Threats to the Supplemental Nutrition Assistance Program must reconcile with the research on the program’s impressive record of results. SNAP benefits lift millions of families with children out of poverty every year. Moreover, researchers have demonstrated again and again using the most rigorous causal methods that SNAP benefits reduce “food insecurity,” or the inability to meet routine food expenses, while stimulating economic growth. Recent research estimates that every $1 in additional SNAP spending can increase the GDP by $1.54 during economic slowdowns.

These short-term benefits are striking on their own, but the reach of the Supplemental Nutrition Assistance Program into families’ and children’s well-being extends much farther.

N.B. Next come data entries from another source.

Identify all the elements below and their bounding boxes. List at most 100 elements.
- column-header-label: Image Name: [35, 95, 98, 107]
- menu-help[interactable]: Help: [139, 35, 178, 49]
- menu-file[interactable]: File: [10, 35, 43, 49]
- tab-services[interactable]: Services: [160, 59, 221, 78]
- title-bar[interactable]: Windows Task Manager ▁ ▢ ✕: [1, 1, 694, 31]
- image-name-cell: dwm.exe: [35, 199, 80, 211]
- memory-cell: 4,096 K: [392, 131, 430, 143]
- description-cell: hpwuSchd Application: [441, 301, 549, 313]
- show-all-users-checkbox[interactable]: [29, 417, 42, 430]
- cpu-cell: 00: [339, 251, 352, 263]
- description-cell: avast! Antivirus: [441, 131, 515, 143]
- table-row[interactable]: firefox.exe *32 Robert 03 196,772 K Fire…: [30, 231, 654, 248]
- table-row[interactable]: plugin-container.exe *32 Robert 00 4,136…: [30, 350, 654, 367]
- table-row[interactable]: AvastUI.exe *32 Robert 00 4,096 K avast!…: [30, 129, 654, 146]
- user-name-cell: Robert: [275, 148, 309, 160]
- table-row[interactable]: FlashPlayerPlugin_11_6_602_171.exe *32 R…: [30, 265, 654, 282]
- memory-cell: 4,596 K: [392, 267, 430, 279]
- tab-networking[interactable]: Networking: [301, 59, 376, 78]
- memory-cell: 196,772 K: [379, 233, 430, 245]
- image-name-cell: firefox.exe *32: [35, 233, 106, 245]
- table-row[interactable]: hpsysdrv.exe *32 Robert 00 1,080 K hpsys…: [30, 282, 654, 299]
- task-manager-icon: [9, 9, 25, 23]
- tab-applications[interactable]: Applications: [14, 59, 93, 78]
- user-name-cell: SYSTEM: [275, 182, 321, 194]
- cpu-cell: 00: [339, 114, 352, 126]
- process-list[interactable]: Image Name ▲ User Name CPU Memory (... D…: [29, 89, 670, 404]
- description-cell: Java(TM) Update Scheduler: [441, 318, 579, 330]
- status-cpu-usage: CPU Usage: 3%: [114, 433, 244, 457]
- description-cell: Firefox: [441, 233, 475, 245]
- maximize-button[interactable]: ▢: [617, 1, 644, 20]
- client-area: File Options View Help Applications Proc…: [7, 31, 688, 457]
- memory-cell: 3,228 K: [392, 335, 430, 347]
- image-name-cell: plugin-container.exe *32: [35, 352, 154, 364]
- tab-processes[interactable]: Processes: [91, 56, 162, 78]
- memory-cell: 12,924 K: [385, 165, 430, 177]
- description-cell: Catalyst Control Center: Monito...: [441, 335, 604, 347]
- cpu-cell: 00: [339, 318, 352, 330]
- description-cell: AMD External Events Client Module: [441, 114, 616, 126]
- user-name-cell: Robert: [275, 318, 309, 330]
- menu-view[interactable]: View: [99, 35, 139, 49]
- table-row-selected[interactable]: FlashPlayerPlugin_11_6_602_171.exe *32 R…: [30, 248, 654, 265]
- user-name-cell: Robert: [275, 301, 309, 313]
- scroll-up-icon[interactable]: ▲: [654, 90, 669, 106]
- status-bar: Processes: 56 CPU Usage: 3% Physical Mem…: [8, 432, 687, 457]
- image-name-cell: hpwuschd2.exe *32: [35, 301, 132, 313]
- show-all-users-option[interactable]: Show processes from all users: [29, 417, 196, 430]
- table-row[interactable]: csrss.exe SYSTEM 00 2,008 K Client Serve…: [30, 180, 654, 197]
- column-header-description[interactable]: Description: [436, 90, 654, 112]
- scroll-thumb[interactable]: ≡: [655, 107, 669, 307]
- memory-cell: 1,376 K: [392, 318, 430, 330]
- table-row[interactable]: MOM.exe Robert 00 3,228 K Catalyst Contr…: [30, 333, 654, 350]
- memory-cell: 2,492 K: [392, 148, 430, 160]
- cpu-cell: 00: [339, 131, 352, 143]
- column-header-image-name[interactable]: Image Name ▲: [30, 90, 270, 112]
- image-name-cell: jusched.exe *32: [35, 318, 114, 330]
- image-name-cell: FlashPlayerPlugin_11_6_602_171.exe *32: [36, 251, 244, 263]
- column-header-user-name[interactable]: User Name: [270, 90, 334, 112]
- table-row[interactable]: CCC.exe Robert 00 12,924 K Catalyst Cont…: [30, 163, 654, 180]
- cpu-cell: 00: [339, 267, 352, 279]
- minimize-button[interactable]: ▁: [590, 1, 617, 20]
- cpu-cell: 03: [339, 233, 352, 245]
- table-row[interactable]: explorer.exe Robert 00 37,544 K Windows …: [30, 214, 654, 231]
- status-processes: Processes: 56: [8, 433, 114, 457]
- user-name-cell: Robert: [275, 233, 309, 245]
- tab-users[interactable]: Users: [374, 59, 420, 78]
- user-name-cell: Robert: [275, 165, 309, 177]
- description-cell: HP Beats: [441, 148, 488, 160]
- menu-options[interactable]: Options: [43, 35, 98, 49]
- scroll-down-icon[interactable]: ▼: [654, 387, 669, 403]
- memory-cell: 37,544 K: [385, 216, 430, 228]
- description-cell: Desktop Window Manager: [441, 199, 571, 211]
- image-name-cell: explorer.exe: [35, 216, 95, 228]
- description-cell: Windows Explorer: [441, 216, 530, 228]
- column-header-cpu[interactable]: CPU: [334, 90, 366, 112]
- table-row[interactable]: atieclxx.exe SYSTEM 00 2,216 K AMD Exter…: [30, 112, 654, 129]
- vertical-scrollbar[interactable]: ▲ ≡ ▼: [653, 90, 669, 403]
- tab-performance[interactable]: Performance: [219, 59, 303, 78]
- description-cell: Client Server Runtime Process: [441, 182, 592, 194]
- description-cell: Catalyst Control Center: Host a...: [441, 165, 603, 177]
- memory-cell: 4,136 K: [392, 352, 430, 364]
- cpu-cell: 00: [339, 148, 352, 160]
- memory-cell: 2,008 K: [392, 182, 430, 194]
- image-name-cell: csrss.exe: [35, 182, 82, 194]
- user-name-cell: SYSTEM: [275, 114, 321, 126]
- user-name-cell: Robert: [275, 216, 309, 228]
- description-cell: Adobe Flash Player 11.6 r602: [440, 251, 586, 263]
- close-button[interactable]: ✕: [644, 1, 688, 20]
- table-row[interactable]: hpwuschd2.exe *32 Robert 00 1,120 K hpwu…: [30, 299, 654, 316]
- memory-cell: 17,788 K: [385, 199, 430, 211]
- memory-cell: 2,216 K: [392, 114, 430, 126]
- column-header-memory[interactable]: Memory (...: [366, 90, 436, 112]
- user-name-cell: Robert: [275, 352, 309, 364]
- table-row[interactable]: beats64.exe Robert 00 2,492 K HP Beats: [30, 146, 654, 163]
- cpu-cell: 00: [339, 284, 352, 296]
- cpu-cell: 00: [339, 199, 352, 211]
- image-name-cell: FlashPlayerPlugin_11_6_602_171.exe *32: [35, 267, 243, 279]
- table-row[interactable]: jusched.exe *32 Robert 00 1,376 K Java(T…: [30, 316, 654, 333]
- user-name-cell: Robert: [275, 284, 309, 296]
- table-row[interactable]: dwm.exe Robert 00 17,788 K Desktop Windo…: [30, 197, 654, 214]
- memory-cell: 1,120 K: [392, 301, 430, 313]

Because household resources during childhood have profound, causal, and long-term impacts on children, researchers find that SNAP benefits increase children’s education in adulthood, reduce the likelihood of becoming incarcerated, improve health, and even lead to longer lifespans. Mothers and young children who participate in the program wind up healthier during a crucial period of development. And when families’ food costs are supported by SNAP benefits, they’re able to reallocate their spending to other purposes that might benefit their children. These benefits redound to their children well into adulthood.

Given these established effects, one major unknown is whether the program also has the power to disrupt the cycle of poverty, and long-standing disparities by race in the link between childhood poverty and poverty in adulthood. In our new working paper, “The Effectiveness of the Food Stamp Program at Reducing Racial Differences in the Intergenerational Persistence of Poverty,” with the Washington Center for Equitable Growth, we tackle this question head on.

We use long-term intergenerational data from the University of Michigan’s Panel Study of Income Dynamics to assess whether early exposure to the Food Stamp Program (the precursor to today’s Supplemental Nutrition Assistance Program) causally leads to a disruption in the persistence of poverty across generations. And given long-standing disparities in poverty by race, how do these causal linkages result in reductions in racial differences in the intergenerational persistence of poverty?

Research previously shows that experiencing poverty as a young child significantly increases the risk of poverty by the time one reaches young adulthood. And in addition to planting the seeds for poverty later in life, childhood poverty appears to exacerbate already deep racial inequities. Black children who experience childhood poverty are three times as likely to be poor in young adulthood relative to comparable White children. (See figure 1.)

Figure 1

Likelihood of experiencing poverty in any given year of young adulthood, ages 25–35, by childhood poverty status and race in the United States

Using the latest advances in causal inference based on the county-by-county rollout of the Food Stamp Program in the 1960s and 1970s, our paper finds that exposure to food stamps in early childhood reduces the likelihood of poverty for all adults by 5 percentage points, and that these reductions are strongest for Black individuals whose parents did not finish high school—a proxy for childhood poverty. Among these respondents, childhood exposure to food stamps led to a 7 percentage point reduction in adult poverty.

In addition to reducing the likelihood of overall poverty in adulthood, the Food Stamp Program also reduced the depth of poverty individuals experienced as adults. For Black adults exposed to food stamps as children, we saw an 8.6 percentage point reduction in deep poverty in young adulthood (income less than half the poverty line).

The takeaway is clear: income support from food stamps in early childhood not only has long-reaching effects into adulthood, but also holds power for reducing racial inequality in the cycle of poverty. As policymakers debate the future of policies such as the Supplemental Nutrition Assistance Program, it is critical to understand this program does more than just reduce hunger and food insecurity. It also contributes to our nation’s widely-shared goal of promoting equality of opportunity. This program’s role in promoting opportunity and mobility promotes both short-term stability as well as long-term economic growth.